As humans we are loving, giving beings. We often try to love first, and then seek out what we might need for ourselves later. Yet, most parents have realized that this well often runs dry. Eventually, we are depleted and unable to keep on giving. Anyone familiar with the oxygen mask analogy of parenting knows how true this process is. So I often ask couples to try to move past the cliched advice of “just do self-care,” to deeply considering how they might need to love themselves wholeheartedly and fully within this present experience of disconnection. Here are some tips to consider on Loving Yourself and Loving Your Partner when coping with depression. The great part of about each of these tips is that they can apply to both the person who is depressed and the partner who may be alongside.
Loving Yourself~Loving Your Partner
- Start with the basics-–Evaluate and refine your Daily 5: 1) healthy whole foods, 2) ample water, 3) 10-20 minutes minimum of movement/exercise, 4) enough sleep, and 5) 1-7 minutes of mindful reflection or stillness. We don’t have do these perfectly but we do need to focus on how our own engine runs in order to be more loving in helping our partner jumpstart his/her mood.
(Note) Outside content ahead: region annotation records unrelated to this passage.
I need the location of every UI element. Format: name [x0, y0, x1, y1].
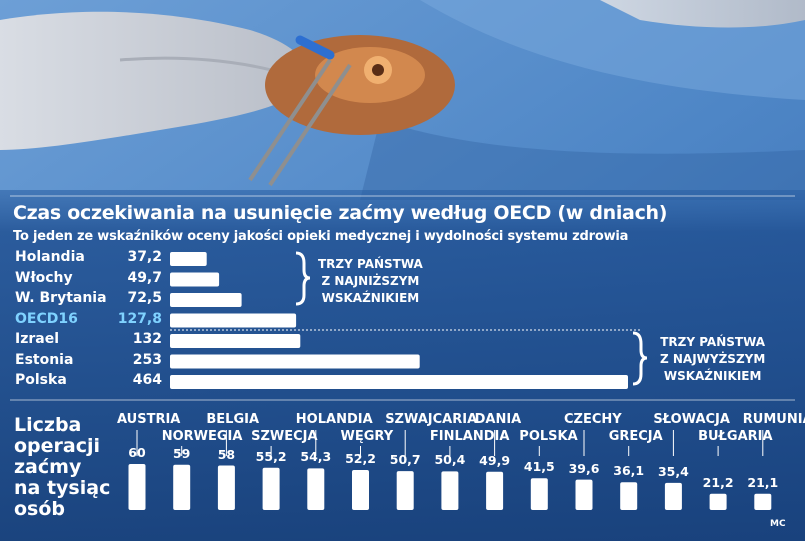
country-label: Estonia — [15, 351, 74, 368]
country-label: Polska — [15, 372, 67, 388]
operations-ticks — [136, 430, 764, 456]
operations-bar — [173, 464, 191, 510]
operations-bar — [530, 478, 548, 510]
operations-value: 21,1 — [747, 474, 779, 490]
operations-value: 36,1 — [613, 463, 645, 479]
wait-bar — [170, 293, 242, 307]
brace-highest — [632, 331, 648, 386]
wait-bar — [170, 272, 220, 287]
operations-title: Liczba operacji zaćmy na tysiąc osób — [14, 414, 111, 520]
country-name: DANIA — [474, 412, 522, 427]
operations-bar — [307, 468, 325, 510]
operations-value: 49,9 — [479, 452, 511, 468]
operations-bar — [262, 467, 280, 510]
operations-value: 60 — [128, 445, 146, 460]
wait-bar — [170, 252, 207, 266]
country-name: BELGIA — [206, 412, 260, 427]
wait-bar — [170, 354, 420, 369]
operations-bars — [128, 464, 772, 510]
wait-value: 132 — [132, 331, 162, 347]
country-name: BUŁGARIA — [698, 429, 773, 444]
country-label: Izrael — [15, 331, 60, 347]
chart-subtitle: To jeden ze wskaźników oceny jakości opi… — [13, 229, 629, 244]
operations-value: 54,3 — [300, 449, 332, 465]
wait-bar — [170, 375, 628, 389]
wait-bar — [170, 334, 301, 348]
wait-value: 72,5 — [127, 290, 162, 306]
wait-time-bars — [170, 252, 628, 389]
country-name: AUSTRIA — [117, 412, 181, 427]
operations-bar — [217, 465, 235, 510]
operations-bar — [486, 471, 504, 510]
country-label: OECD16 — [15, 310, 78, 327]
chart-title: Czas oczekiwania na usunięcie zaćmy wedł… — [13, 202, 668, 224]
operations-bar — [441, 471, 459, 510]
operations-value: 59 — [172, 445, 191, 461]
operations-value: 21,2 — [702, 474, 734, 490]
wait-value: 37,2 — [127, 249, 162, 265]
operations-value: 55,2 — [255, 448, 287, 464]
operations-value: 35,4 — [657, 463, 689, 479]
country-name: SZWAJCARIA — [385, 412, 478, 427]
country-label: Holandia — [15, 249, 85, 265]
credit: MC — [770, 519, 786, 529]
country-label: Włochy — [15, 269, 73, 286]
note-lowest: TRZY PAŃSTWA Z NAJNIŻSZYM WSKAŹNIKIEM — [318, 257, 423, 305]
operations-bar — [620, 482, 638, 510]
country-name: POLSKA — [519, 429, 578, 444]
country-name: SZWECJA — [251, 429, 318, 444]
country-name: NORWEGIA — [161, 429, 243, 444]
operations-value: 52,2 — [345, 451, 376, 466]
operations-bar — [352, 470, 369, 510]
country-name: WĘGRY — [340, 429, 394, 444]
country-name: CZECHY — [564, 412, 622, 427]
operations-bar — [128, 464, 146, 510]
operations-bar — [575, 479, 593, 510]
operations-value: 50,7 — [389, 452, 421, 468]
note-highest: TRZY PAŃSTWA Z NAJWYŻSZYM WSKAŹNIKIEM — [660, 335, 766, 383]
wait-value: 253 — [132, 351, 162, 368]
operations-value: 58 — [217, 446, 236, 462]
wait-value: 49,7 — [127, 269, 162, 286]
operations-bar — [754, 493, 772, 510]
wait-value: 464 — [132, 372, 162, 388]
operations-bar — [709, 493, 727, 510]
operations-bar — [396, 471, 414, 510]
operations-bar — [664, 482, 682, 510]
country-name: RUMUNIA — [742, 412, 805, 427]
wait-bar — [170, 313, 297, 328]
operations-value: 50,4 — [434, 452, 466, 468]
country-name: GRECJA — [608, 429, 663, 444]
operations-value: 41,5 — [523, 459, 555, 475]
country-name: HOLANDIA — [295, 412, 373, 427]
operations-value: 39,6 — [568, 460, 600, 476]
country-name: SŁOWACJA — [653, 412, 730, 427]
country-label: W. Brytania — [15, 290, 107, 306]
country-name: FINLANDIA — [429, 429, 510, 444]
brace-lowest — [295, 251, 311, 306]
wait-value: 127,8 — [117, 310, 162, 327]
- Don’t allow depression to keep you isolated—Depression is disconnecting. It causes the depressed person to cut-off and feel alone, and it creates loneliness and social isolation within couples and families. Seek respectful permission to be able to speak up to close confidantes and family members about how depression is impacting your daily life and shaping your most important relationship.
- Seek acceptance together about the impact of depression–It is not too far off from how recovery groups have trained themselves to think about addiction. We didn’t cause it, we can’t fully control it, and we can’t always cure it. Acceptance isn’t about complacency, but rather about reducing the resistance and discomfort we experience in reaction to a problem, which then allows more energy to be used towards healing.
- Secure your commitment to healing and to each other–One evidence-based treatment for depression, ACT [Acceptance Commitment Therapy], calls for Committed Action, which is a values-based action plan where someone designs and takes responsibility for his/her healthy, recovery behaviors within present-moment living. For example, what is worth living for? What is worth getting better for? Is it your child? Your spouse? And is there a way to insert that into every step you take toward getting and feeling better? I can offer a small example of how I finally added meditation into my daily life. I have been trying to create time and space for stillness and meditation in my life for 20 years. But, I’m not a very still person. In 2018, I found a way to commit to regular mediation with my daughter just before bedtime. Why? Because she loves it, she wants to spend time with me, and I want to spend time nurturing and caring for her.
- Decide when you are relating healthily or unhealthily–If you are angry, bitter, too lonely, or too anxious on a regular basis then you have missed providing yourself with something needed or you have not set clear enough limits with your partner who might be depressed. Have you been clear with him/her about what steps you need him/her to take to get better? Or, have you shared how you might need your spouse to give you loving space with an open invitation to rejoin you when he’s/she’s feeling well enough to engage? Have you sacrificed your time for fun or exercise because your partner isolates or won’t exercise? Have you lowered expectations of what you might want for yourself as a parent, lover, or spouse because of the depression coursing through your body? Don’t give up on yourself–you deserve better, you deserve health, you deserve to love and be loved.
This list isn’t comprehensive but it is a place for couples to start to re-engage with each other in a new way toward healing and becoming more connected. Just remember that “loving through” is rooted in self-compassion in moment-by-moment living, which allows us to expand our capacity for empathy and understanding of our partner–both of those ingredients are the breeding ground for greater connection.